CHP’nin 37’inci olağan Büyük Kurultayı’nda dostlarıyla iktidar olacağını ilan eden Kılıçdaroğlu’nun, dost kataloğunun hangi sayfasında Biden’in bulunduğunu, bugüne kadar iki tarafın teyit ettiği aracılarla temas kurup kurmadığını açıklaması aziz Türk milletine namus borcudur. Açığa kavuşturulması, üzerindeki esrar perdesinin kaldırılması gereken bir diğer mühim ve muhataralı konu ise şudur: Cumhur İttifakı’nın karşısında tesis edilen ve birbirleriyle uzaktan yakından alakası olmayan Zillet İttifakı’nın ana ortaklarını çatısı örülmüş bir siyasi proje şemsiyesi altında bir araya getiren menfur el, melun göz kime ya da kimlere aittir? Kaldı ki Biden’in İstanbul Büyükşehir Başkanlığı Seçimleriyle ilgili de ahkâm kesmesi her açıdan şüphe uyandırıcıdır. Bu aşamada Zillet İttifakı’nın sütunlarını diken zulmet lobisinin açık hüviyetini bilmek Türk milletinin en doğal ve ertelenemez hakkıdır.

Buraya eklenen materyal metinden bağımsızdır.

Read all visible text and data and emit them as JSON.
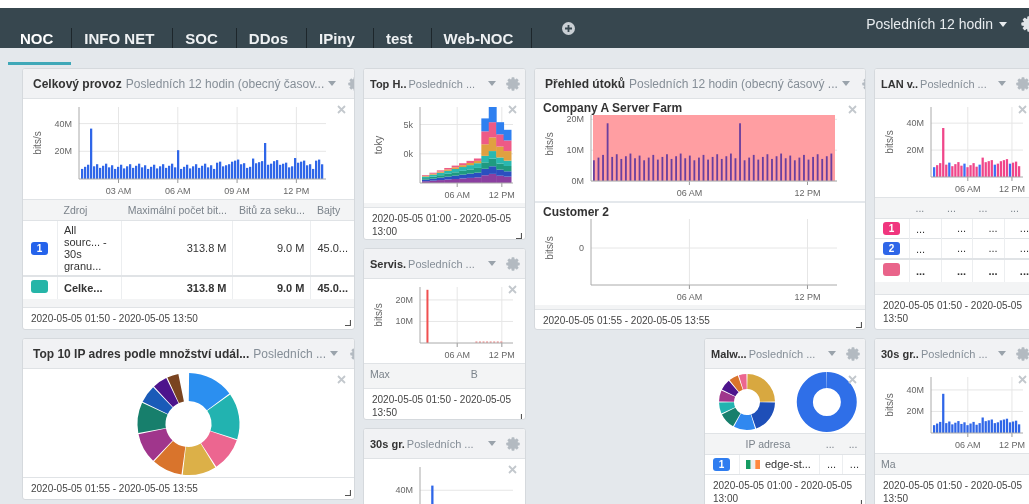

Atatürk’ün kurduğu partinin FETÖ ile PKK’nın çekim alanına kapılması, emperyalizme sessiz kalması, milli meselelere duyarsız ve duygusuz yaklaşması, hepsinden önemlisi takip ettiği muhalefet stratejisini Türkiye’nin aleyhine icra etmesi bir yanda akıl tutulmasıyla diğer yanda siyasi tutsaklıkla izah edilebilecektir. CHP geçmişini çiğneyip geleceğini temlik ve haciz ettiren yozlaşmış ve işbirlikçiliğe gömülmüş bir siyaset modelidir. Joe Biden CHP’nin üst aklıdır. Türkiye’nin bölünme ihalesini açıp pazarlık usulüyle yıkım müteahhitlerine davetiye çıkaran Biden CHP’nin kan bankasıdır.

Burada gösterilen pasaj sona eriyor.